Les informations « mises en mémoire » ne sont pas stockées physiquement à un endroit précis et localisé du cerveau qui grossirait au fur et à mesure de nos apprentissages. Pourtant, la mémorisation laisse bien une trace dans notre cerveau appelée « trace mnésique ». Cette trace mnésique se concrétise par de nouvelles liaisons créées entre certains neurones, et par des modifications de ceux-ci. Parfois, sous certaines conditions, de nouveaux neurones peuvent même être créés lors de nos apprentissages, chose que l’on pensait jusqu’à il y a peu complètement impossible. C’est la neurogénèse.

Une information mémorisée, un souvenir, c’est un réseau unique de neurones connectés entre eux dans le cerveau, un réseau qui s’est formé au moment où le souvenir a été créé.

Une information mémorisée, un souvenir, c’est un réseau unique de neurones connectés entre eux dans le cerveau, un réseau qui s’est formé au moment où le souvenir a été créé.

Prenons un exemple très concret et très français pour illustrer tout ça, et revenons par exemple à la première fois où vous avez appris le mot « pain ». 🙂

Votre mère, ou votre père, vous a peut-être pris la main ce jour là pour partir en balade : « Allez viens, on va aller acheter du pain! ». Même si vous ne saviez pas initialement ce que signifiait ce mot là, vous allez l’apprendre bien vite!

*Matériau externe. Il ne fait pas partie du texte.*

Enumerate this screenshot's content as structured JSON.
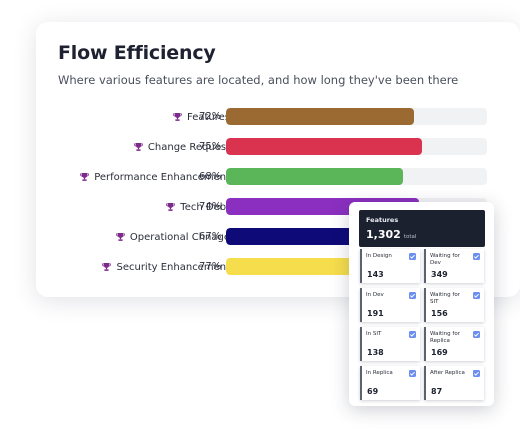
{
  "card": {
    "title": "Flow Efficiency",
    "subtitle": "Where various features are located, and how long they've been there"
  },
  "rows": [
    {
      "label": "Features",
      "pct_text": "72%",
      "value": 72,
      "color": "#9b6a33"
    },
    {
      "label": "Change Request",
      "pct_text": "75%",
      "value": 75,
      "color": "#d9334f"
    },
    {
      "label": "Performance Enhancement",
      "pct_text": "68%",
      "value": 68,
      "color": "#5bb559"
    },
    {
      "label": "Tech Debt",
      "pct_text": "74%",
      "value": 74,
      "color": "#8a2fbf"
    },
    {
      "label": "Operational Chnage",
      "pct_text": "67%",
      "value": 67,
      "color": "#0e0a78"
    },
    {
      "label": "Security Enhancement",
      "pct_text": "77%",
      "value": 77,
      "color": "#f6dd4c"
    }
  ],
  "icons": {
    "row": "trophy-icon",
    "tile": "checkbox-checked-icon"
  },
  "colors": {
    "trophy": "#7c2a8c",
    "checkbox": "#6c8ef2",
    "panel_header": "#1c2130"
  },
  "panel": {
    "title": "Features",
    "total": "1,302",
    "total_label": "total",
    "tiles": [
      {
        "label": "In Design",
        "value": "143"
      },
      {
        "label": "Waiting for Dev",
        "value": "349"
      },
      {
        "label": "In Dev",
        "value": "191"
      },
      {
        "label": "Waiting for SIT",
        "value": "156"
      },
      {
        "label": "In SIT",
        "value": "138"
      },
      {
        "label": "Waiting for Replica",
        "value": "169"
      },
      {
        "label": "In Replica",
        "value": "69"
      },
      {
        "label": "After Replica",
        "value": "87"
      }
    ]
  }
}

Vous entrez dans la boulangerie, et là, vous vous faites envelopper par l’odeur délicieuse du pain frais… La zone correspondant aux odeurs dans votre cerveau s’active… Vous entendez de nouveau ce mot inconnu, « pain », alors que votre mère désigne d’un geste au boulanger derrière le comptoir quel pain elle souhaite acheter exactement… Les zones visuelles et auditives de votre cerveau s’activent à leur tour… A la sortie de la boulangerie, votre mère s’arrête un instant et vous donne un bout de pain. Vous faites tourner le crouton entre vos petits doigts boudinés et touchez la surface, dure, croustillante et dorée, la mie, blanche et tendre. Il s’échappe de tout ça une odeur délicieuse et en moins de quelques secondes, voilà que vous croquez dedans avec les quelques dents que vous avez à ce moment là, et c’est tout simplement délicieux!

Dans votre cerveau, c’est un festival! Les zones correspondant à vos 5 sens s’allument comme un sapin de noël: vue, toucher, ouïe, goût, odorat… sans compter que vous passez un bon moment, que le soleil est doux… il y a peut-être même un petit vent frais ce jour là, et vous vous sentez bien, joyeux… vous ressentez des émotions délicieuses. Les différentes zones du cerveau qui se sont allumées se connectent entre elles. Dans votre cerveau, une mémoire est née !

Le mot « pain », la mémoire du pain dans votre cerveau, c’est donc un réseau unique de neurones qui relie tout ça: l’odeur, le goût, le son du mot « pain », sa texture, sa couleur, mais aussi des émotions, et bien d’autres choses encore! Les anglosaxons ont une formule exceptionnelle pour résumer ce principe : « Neurons that fire together, wire together ». Les neurones qui s’activent ensemble, se connectent ensemble.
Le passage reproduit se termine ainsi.